Todo permanece igual, salvo una ausencia muy concreta: el espacio exacto donde durante 34 años descansó un Audi Coupé negro, bajo, de dos puertas. Hoy ese rectángulo vacío funciona como una marca, como una cicatriz silenciosa. Ahí ya no está el compañero de Vicente.
Durante años fue imposible pensar en esa plaza sin pensar en él. No solo por el vehículo, sino por el ritual. Vicente llegaba despacio, sin prisas innecesarias. Maniobraba con una precisión casi ceremoniosa, como quien repite un gesto aprendido de memoria. Apagaba el motor y se quedaba unos segundos dentro, sentado, en silencio, con las manos aún apoyadas en el volante. Como si el coche necesitara despedirse antes de quedarse a solas. Ese gesto se repitió miles de veces. Hasta que dejó de hacerlo.
Hace apenas dos semanas, el Audi salió por última vez de ese garaje para no volver.
Vicente tiene 80 años —81 cumple en abril— y ha pasado gran parte de su vida al volante de ese coche. No fue uno más. Fue el coche. El único con el que muchos recuerdan haberle conocido. El que acompañó ascensos profesionales, mudanzas forzadas, viajes familiares, silencios largos y conversaciones que solo se tienen cuando la carretera avanza y no hay prisa por llegar. Durante casi toda una vida, ese Audi fue una extensión de su carácter: sobrio, discreto, firme. Siempre en su sitio.
Llegó en un momento clave. Vicente lo compró tras pasar por una dura etapa como policía. Sufrió amenazas, tentativas, avisos de no te queremos aquí. Fue comisario, con destino en Bilbao en los años más duros de ETA. Su vida estuvo marcada por la responsabilidad y el riesgo. Una carta bomba cambió el rumbo de su trayectoria y lo destinaron a Antequera, en la otra punta del país, a 863 kilómetros de la que era su casa. El Audi apareció entonces como una especie de recompensa silenciosa. No era un lujo ostentoso ni una compra impulsiva. Era un premio íntimo, ganado a pulso.

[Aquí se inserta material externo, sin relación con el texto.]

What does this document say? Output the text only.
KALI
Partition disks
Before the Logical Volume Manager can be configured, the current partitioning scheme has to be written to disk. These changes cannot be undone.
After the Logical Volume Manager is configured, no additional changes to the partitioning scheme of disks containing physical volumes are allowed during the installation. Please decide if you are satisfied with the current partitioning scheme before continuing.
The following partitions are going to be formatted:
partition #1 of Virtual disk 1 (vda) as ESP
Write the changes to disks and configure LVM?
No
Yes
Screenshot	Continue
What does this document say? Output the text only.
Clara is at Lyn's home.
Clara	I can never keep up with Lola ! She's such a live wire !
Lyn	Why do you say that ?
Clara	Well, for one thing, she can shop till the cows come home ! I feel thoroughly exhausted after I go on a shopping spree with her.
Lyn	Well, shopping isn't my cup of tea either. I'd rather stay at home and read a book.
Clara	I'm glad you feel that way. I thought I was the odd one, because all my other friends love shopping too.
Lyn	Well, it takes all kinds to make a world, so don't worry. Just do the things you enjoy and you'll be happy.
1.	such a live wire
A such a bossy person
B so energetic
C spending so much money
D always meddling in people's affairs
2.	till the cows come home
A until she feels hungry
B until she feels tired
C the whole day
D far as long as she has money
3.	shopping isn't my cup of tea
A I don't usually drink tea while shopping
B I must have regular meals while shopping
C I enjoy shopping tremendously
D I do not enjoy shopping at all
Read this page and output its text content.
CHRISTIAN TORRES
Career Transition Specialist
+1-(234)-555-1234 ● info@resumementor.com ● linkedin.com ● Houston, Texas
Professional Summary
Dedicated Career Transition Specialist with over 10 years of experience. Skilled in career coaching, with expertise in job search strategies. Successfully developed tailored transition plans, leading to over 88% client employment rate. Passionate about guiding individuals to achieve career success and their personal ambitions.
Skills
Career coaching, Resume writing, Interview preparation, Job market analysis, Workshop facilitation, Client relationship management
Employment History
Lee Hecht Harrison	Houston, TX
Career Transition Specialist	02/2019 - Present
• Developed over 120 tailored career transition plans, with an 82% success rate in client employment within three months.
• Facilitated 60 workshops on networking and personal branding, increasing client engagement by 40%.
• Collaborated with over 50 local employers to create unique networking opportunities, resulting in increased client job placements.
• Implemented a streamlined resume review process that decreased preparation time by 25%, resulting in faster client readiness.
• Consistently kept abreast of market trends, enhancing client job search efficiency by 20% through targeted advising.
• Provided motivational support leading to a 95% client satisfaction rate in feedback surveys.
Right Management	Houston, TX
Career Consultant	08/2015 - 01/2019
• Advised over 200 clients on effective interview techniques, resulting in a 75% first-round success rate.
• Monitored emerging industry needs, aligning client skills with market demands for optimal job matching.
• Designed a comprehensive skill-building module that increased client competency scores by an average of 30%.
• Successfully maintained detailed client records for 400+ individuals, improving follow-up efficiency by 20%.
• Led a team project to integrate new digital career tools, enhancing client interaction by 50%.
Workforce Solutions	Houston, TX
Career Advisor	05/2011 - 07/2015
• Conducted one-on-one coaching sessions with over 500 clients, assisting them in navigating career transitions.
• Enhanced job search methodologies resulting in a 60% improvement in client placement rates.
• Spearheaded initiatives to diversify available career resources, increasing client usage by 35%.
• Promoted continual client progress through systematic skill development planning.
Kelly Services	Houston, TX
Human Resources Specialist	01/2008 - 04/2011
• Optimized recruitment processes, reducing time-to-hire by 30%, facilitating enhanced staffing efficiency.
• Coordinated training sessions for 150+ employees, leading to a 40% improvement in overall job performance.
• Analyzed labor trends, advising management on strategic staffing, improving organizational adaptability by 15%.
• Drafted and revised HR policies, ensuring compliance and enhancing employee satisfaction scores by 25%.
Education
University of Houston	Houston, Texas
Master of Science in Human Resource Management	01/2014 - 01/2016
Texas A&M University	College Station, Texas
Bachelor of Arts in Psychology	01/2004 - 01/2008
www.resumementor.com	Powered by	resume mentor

Lo adquirió a través de su compadre Pepe, padrino de su hija, quien tenía un concesionario en el polígono de Antequera (actualmente pertenece a SEAT). Su hijo tenía unos catorce años entonces. No recuerda cuánto costó. A esa edad, el dinero no importa. Lo que sí recuerda es la sensación: estar ante algo importante. No era un coche cualquiera. Era ese coche.
El interior del vehículo.
No era especialmente práctico. Un coupé de dos puertas para una familia numerosa. Parecía, sobre el papel, una mala idea. Pero precisamente por eso se convirtió en algo especial. No era para todo. Era el que se elegía cuando se quería algo distinto.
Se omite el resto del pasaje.